The Federal Government has told the book industry in no uncertain terms to come up with a business model that supports the emerging e-book market.
Innovation minister Kim Carr said the Government would establish a new book industry strategy group "to help Australia's $1.5 billion book industry meet the challenges of increased online book sales and grasp the opportunities presented by the emerging e-book market."
"I want to see book printers, publishers, distributors and retailers together in one room collaborating with each other and taking responsibility for transforming their industry in a way that ensures its future sustainability," Carr said.
"I am giving this strategy group a very clear mandate - I don't just want a report, I want a way forward."
Carr said the group would develop strategies to address "the key issues of supply chain integration and developing viable business models for the digital age."
He said the group would operate "according to precise terms of reference and is expected to report back within twelve months."
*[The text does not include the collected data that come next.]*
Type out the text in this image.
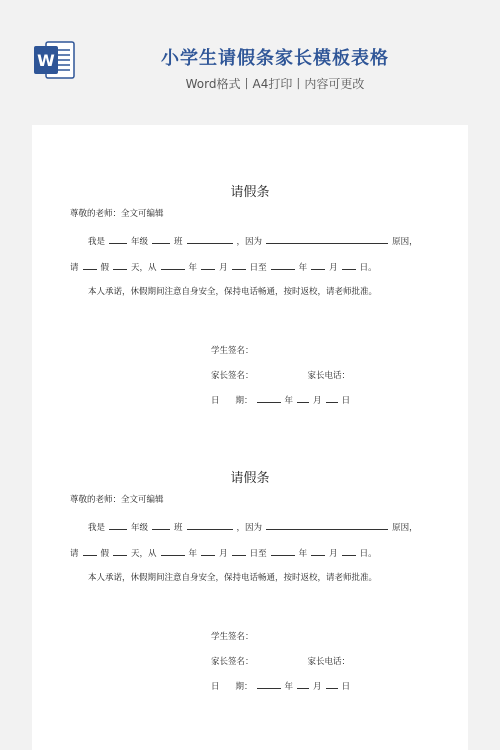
W	小学生请假条家长模板表格
Word格式丨A4打印丨内容可更改
请假条
尊敬的老师：全文可编辑
我是	年级	班	，因为	原因，
请	假	天，从	年	月	日至	年	月	日。
本人承诺，休假期间注意自身安全，保持电话畅通，按时返校，请老师批准。
学生签名：
家长签名：	家长电话：
日 期：	年 月 日
请假条
尊敬的老师：全文可编辑
我是	年级	班	，因为	原因，
请	假	天，从	年	月	日至	年	月	日。
本人承诺，休假期间注意自身安全，保持电话畅通，按时返校，请老师批准。
学生签名：
家长签名：	家长电话：
日 期：	年 月 日
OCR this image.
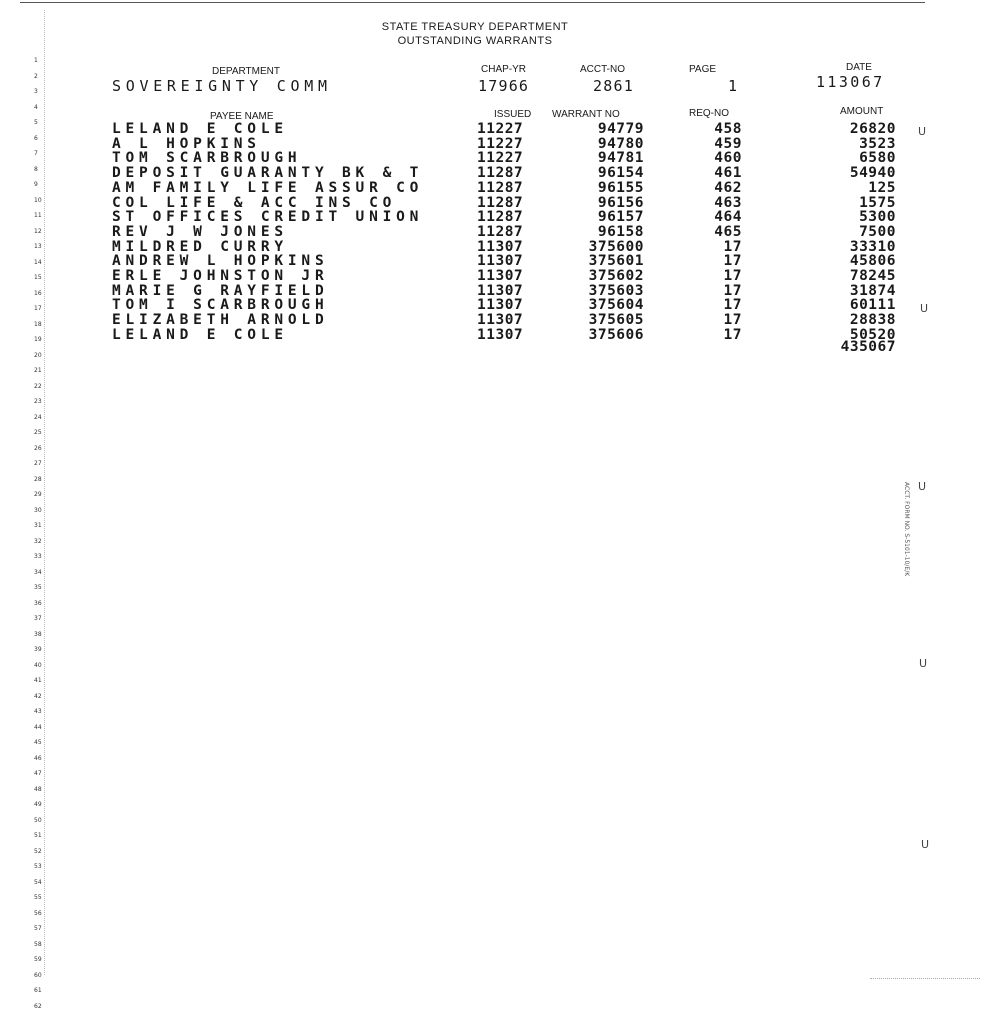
1
2
3
4
5
6
7
8
9
10
11
12
13
14
15
16
17
18
19
20
21
22
23
24
25
26
27
28
29
30
31
32
33
34
35
36
37
38
39
40
41
42
43
44
45
46
47
48
49
50
51
52
53
54
55
56
57
58
59
60
61
62
STATE TREASURY DEPARTMENT
OUTSTANDING WARRANTS
DEPARTMENT
SOVEREIGNTY COMM
CHAP-YR
17966
ACCT-NO
2861
PAGE
1
DATE
113067
PAYEE NAME	ISSUED WARRANT NO	REQ-NO	AMOUNT
LELAND E COLE	11227	94779	458	26820
A L HOPKINS	11227	94780	459	3523
TOM SCARBROUGH	11227	94781	460	6580
DEPOSIT GUARANTY BK & T	11287	96154	461	54940
AM FAMILY LIFE ASSUR CO	11287	96155	462	125
COL LIFE & ACC INS CO	11287	96156	463	1575
ST OFFICES CREDIT UNION	11287	96157	464	5300
REV J W JONES	11287	96158	465	7500
MILDRED CURRY	11307	375600	17	33310
ANDREW L HOPKINS	11307	375601	17	45806
ERLE JOHNSTON JR	11307	375602	17	78245
MARIE G RAYFIELD	11307	375603	17	31874
TOM I SCARBROUGH	11307	375604	17	60111
ELIZABETH ARNOLD	11307	375605	17	28838
LELAND E COLE	11307	375606	17	50520
435067
U
U
U
U
U
ACCT. FORM NO. S-5101-10/E/K
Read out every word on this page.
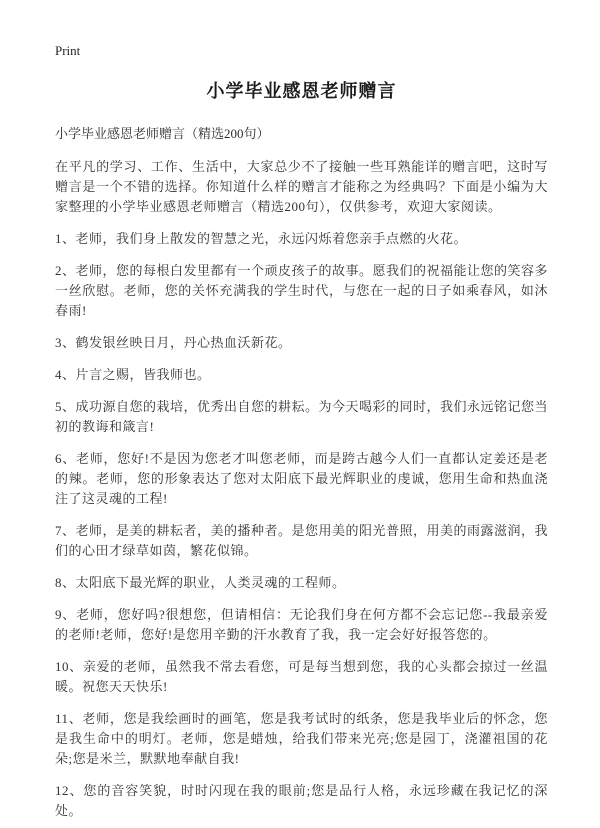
Print
小学毕业感恩老师赠言

小学毕业感恩老师赠言（精选200句）

在平凡的学习、工作、生活中，大家总少不了接触一些耳熟能详的赠言吧，这时写赠言是一个不错的选择。你知道什么样的赠言才能称之为经典吗？下面是小编为大家整理的小学毕业感恩老师赠言（精选200句），仅供参考，欢迎大家阅读。

1、老师，我们身上散发的智慧之光，永远闪烁着您亲手点燃的火花。

2、老师，您的每根白发里都有一个顽皮孩子的故事。愿我们的祝福能让您的笑容多一丝欣慰。老师，您的关怀充满我的学生时代，与您在一起的日子如乘春风，如沐春雨!

3、鹤发银丝映日月，丹心热血沃新花。

4、片言之赐，皆我师也。

5、成功源自您的栽培，优秀出自您的耕耘。为今天喝彩的同时，我们永远铭记您当初的教诲和箴言!

6、老师，您好!不是因为您老才叫您老师，而是跨古越今人们一直都认定姜还是老的辣。老师，您的形象表达了您对太阳底下最光辉职业的虔诚，您用生命和热血浇注了这灵魂的工程!

7、老师，是美的耕耘者，美的播种者。是您用美的阳光普照，用美的雨露滋润，我们的心田才绿草如茵，繁花似锦。

8、太阳底下最光辉的职业，人类灵魂的工程师。

9、老师，您好吗?很想您，但请相信：无论我们身在何方都不会忘记您--我最亲爱的老师!老师，您好!是您用辛勤的汗水教育了我，我一定会好好报答您的。

10、亲爱的老师，虽然我不常去看您，可是每当想到您，我的心头都会掠过一丝温暖。祝您天天快乐!

11、老师，您是我绘画时的画笔，您是我考试时的纸条，您是我毕业后的怀念，您是我生命中的明灯。老师，您是蜡烛，给我们带来光亮;您是园丁，浇灌祖国的花朵;您是米兰，默默地奉献自我!

12、您的音容笑貌，时时闪现在我的眼前;您是品行人格，永远珍藏在我记忆的深处。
The move came just months after the Government effectively handed book publishers a lifeline by not relaxing parallel importation restrictions on books, despite a Productivity Commission recommendation.
At the time of the surprise announcement, the Government said that the Australian book printing and publishing industries would "need to respond to the increasing competition from imports without relying on additional government assistance."
In handing down its decision, the Government "judged that changing the regulations governing book imports is unlikely to have any material effect on the availability of books in Australia.
"If books cannot be made available in a timely fashion and at a competitive price, customers will opt for online sales and e-books," it said.